Even the glass matters.It keeps the tea hot at the base, cooler at the rim, so you can hold it comfortably while sipping slowly. That’s part of the design: forcing you to slow down so that you can enjoy your conversation.
The Health
I used to drink tea first thing in the morning, but I abandoned that for two good reasons. First, Turkish tea is high in caffeine. If you drink it right after waking up, it overrides your body’s natural hormones that are supposed to wake you gently. Second, tea makes it harder to absorb vitamins and minerals, which isn’t the best way to start the day.
So now I save it for the afternoon around 3 p.m., somewhere between lunch and dinner. I usually have it with a small dessert. These days, my favorite pairing is dates or figs with walnuts. Highly recommended. The sweetness, the crunch, the warmth of tea. It’s a simple pleasure I wouldn’t trade.
Black tea is full of antioxidants, which help fight free radicals and support heart health. It can also give you a steady lift in focus and energy without the crash you’d get from coffee. Many people say it helps with digestion too, which is probably why it’s such a natural after-meal drink. I personally avoid drinking it right after meals because it can block vitamin and mineral absorption as noted above.
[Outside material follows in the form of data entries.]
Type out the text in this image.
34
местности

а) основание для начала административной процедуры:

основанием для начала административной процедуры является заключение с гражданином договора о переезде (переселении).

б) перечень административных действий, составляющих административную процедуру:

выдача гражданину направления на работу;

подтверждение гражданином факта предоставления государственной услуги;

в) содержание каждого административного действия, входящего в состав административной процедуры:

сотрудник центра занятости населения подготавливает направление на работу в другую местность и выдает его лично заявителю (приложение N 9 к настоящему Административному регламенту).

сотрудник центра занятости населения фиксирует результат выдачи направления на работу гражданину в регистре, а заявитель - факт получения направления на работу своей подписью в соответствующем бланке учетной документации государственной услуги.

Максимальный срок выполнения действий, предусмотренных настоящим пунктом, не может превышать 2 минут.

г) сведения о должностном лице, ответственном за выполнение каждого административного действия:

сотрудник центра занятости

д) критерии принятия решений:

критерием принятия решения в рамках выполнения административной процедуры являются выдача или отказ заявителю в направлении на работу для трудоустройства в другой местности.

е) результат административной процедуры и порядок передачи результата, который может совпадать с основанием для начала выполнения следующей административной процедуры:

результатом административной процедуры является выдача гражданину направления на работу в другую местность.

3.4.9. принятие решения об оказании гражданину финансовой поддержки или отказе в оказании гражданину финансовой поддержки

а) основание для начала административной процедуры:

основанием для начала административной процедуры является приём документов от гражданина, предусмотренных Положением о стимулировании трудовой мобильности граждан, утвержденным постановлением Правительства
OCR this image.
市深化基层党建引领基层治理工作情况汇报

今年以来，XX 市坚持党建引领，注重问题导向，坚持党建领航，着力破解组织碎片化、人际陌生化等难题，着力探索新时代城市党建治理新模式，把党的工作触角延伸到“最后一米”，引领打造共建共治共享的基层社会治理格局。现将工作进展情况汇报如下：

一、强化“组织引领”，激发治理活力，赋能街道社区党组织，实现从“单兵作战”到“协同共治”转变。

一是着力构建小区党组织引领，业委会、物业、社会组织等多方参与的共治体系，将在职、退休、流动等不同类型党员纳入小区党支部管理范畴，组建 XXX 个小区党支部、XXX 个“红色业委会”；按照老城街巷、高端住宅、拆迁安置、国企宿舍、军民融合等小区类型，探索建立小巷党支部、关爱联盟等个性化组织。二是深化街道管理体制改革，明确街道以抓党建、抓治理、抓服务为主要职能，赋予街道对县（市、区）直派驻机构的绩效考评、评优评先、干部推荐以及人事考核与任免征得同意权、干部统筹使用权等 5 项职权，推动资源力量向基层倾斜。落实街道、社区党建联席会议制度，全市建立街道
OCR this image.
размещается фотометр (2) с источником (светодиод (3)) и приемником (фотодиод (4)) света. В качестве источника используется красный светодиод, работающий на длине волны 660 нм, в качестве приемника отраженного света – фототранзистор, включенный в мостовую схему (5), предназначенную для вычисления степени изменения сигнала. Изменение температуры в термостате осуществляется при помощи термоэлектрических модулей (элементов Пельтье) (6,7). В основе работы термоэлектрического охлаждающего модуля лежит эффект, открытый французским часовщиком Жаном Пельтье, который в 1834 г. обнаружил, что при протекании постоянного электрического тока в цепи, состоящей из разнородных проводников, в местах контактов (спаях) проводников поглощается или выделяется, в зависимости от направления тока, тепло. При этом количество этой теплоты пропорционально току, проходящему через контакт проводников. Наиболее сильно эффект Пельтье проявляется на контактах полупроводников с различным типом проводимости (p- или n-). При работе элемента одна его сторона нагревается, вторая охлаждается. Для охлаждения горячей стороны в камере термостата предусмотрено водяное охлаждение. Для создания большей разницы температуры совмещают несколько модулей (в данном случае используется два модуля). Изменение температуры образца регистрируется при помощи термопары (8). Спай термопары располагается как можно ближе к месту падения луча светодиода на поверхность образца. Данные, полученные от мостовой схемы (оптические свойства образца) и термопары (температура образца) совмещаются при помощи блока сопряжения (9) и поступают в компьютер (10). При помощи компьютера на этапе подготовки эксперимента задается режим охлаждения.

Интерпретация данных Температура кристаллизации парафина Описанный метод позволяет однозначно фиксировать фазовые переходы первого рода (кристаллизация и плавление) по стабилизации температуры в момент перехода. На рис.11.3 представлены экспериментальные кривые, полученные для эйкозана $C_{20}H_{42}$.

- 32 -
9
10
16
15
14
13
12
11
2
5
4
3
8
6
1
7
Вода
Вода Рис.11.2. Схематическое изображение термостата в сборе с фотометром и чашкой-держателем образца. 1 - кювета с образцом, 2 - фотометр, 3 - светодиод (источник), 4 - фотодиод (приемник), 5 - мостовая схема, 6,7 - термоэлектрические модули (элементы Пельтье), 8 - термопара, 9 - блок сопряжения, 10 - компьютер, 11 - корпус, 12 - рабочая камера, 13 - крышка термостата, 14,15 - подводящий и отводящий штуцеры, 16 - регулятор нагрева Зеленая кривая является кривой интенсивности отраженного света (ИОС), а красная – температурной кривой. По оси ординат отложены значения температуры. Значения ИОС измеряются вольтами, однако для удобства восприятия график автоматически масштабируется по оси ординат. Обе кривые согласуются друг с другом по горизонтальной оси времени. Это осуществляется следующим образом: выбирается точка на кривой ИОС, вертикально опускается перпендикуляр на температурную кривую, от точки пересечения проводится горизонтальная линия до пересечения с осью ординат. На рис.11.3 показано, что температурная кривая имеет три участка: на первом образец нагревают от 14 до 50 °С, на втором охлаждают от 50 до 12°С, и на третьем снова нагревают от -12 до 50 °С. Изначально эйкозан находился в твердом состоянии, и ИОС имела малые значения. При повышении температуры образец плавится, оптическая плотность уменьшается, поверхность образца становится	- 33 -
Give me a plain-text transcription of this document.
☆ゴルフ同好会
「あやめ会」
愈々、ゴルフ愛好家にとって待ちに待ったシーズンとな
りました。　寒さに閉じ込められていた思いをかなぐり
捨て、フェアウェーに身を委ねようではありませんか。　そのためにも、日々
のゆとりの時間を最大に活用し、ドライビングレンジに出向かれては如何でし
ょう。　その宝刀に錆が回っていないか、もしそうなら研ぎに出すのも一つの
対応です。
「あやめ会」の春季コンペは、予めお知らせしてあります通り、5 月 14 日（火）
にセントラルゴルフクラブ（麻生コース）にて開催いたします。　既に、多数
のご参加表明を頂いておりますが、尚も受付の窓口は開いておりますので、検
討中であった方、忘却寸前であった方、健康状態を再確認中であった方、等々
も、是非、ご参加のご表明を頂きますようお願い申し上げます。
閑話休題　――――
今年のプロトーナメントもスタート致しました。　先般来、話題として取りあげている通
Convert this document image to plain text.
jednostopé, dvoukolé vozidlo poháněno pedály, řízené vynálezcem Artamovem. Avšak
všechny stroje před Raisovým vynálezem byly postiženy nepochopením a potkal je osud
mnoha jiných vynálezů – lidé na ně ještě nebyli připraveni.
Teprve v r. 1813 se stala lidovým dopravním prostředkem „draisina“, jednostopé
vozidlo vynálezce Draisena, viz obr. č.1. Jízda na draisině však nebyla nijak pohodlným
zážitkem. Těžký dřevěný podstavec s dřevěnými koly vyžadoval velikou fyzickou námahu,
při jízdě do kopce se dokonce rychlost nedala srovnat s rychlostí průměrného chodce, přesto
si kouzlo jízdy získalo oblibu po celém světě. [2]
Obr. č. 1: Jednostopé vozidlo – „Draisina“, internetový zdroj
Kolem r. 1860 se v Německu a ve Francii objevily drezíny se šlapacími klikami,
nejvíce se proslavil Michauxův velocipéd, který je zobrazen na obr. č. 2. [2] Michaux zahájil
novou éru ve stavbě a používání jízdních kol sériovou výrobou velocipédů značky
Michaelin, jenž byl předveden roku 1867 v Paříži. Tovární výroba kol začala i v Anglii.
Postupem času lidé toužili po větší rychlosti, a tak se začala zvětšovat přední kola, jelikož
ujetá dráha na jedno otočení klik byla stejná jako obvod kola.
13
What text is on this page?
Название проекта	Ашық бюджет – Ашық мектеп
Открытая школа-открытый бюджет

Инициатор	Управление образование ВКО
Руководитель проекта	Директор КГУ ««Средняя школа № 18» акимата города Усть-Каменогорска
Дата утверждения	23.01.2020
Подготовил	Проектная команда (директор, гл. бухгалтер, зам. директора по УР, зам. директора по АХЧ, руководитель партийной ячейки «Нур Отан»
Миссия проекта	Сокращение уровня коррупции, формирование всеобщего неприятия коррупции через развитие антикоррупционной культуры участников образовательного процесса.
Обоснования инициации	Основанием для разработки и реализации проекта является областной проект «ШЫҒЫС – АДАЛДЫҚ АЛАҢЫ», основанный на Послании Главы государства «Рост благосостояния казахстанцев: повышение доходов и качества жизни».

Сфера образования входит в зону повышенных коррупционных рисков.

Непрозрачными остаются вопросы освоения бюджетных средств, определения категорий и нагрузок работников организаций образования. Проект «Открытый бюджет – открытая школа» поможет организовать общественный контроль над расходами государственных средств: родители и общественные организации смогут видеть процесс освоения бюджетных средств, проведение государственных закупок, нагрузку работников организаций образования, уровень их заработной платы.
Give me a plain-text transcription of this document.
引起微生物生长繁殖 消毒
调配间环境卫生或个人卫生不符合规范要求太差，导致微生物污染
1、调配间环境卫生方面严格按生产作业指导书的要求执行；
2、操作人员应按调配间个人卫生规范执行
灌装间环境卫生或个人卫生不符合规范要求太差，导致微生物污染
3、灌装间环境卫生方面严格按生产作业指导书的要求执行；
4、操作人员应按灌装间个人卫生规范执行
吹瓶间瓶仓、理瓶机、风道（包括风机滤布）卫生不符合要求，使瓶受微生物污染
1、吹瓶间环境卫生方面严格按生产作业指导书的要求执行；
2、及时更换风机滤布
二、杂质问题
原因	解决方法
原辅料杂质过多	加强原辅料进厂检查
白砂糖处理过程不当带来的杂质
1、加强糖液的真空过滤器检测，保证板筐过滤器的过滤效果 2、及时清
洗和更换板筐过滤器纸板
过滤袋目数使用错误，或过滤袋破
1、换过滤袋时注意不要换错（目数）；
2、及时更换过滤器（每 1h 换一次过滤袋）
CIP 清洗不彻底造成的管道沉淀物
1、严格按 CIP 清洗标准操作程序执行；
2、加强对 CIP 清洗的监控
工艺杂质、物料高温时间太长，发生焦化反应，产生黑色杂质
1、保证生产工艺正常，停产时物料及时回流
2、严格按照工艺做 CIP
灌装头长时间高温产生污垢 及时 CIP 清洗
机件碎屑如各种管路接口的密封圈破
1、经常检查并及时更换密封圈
But in Turkey, refusing tea at the table is almost unthinkable. Do not do that. Many would consider it rude.

The Semaver
Most Turkish households rely on the standard çaydanlık, but there’s another way of brewing that feels almost ceremonial: the semaver.
A semaver is a larger, often ornate, tea-brewing vessel that works on the same principle. Strong tea on top, hot water below but it runs slower, gentler, and usually outdoors. Traditionally, it’s fueled by wood, though modern versions use electricity. The heat is steadier and softer, which means the tea doesn’t rush. It develops. The slower the brewing, the better the taste.
Making tea in a semaver is less about convenience and more about mood. It can take an hour or more, but that’s part of the point. You gather around it, talk, wait, add more water, stretch the moment. The tea that comes out of it is smoother simply because it’s been given time. Sometimes the wood fire leaves a trace of smoke in the tea, and that hint of earthiness takes it to another level.
I’m sipping my çay as I write this, and I hope you enjoyed reading it as much as I enjoyed sharing it.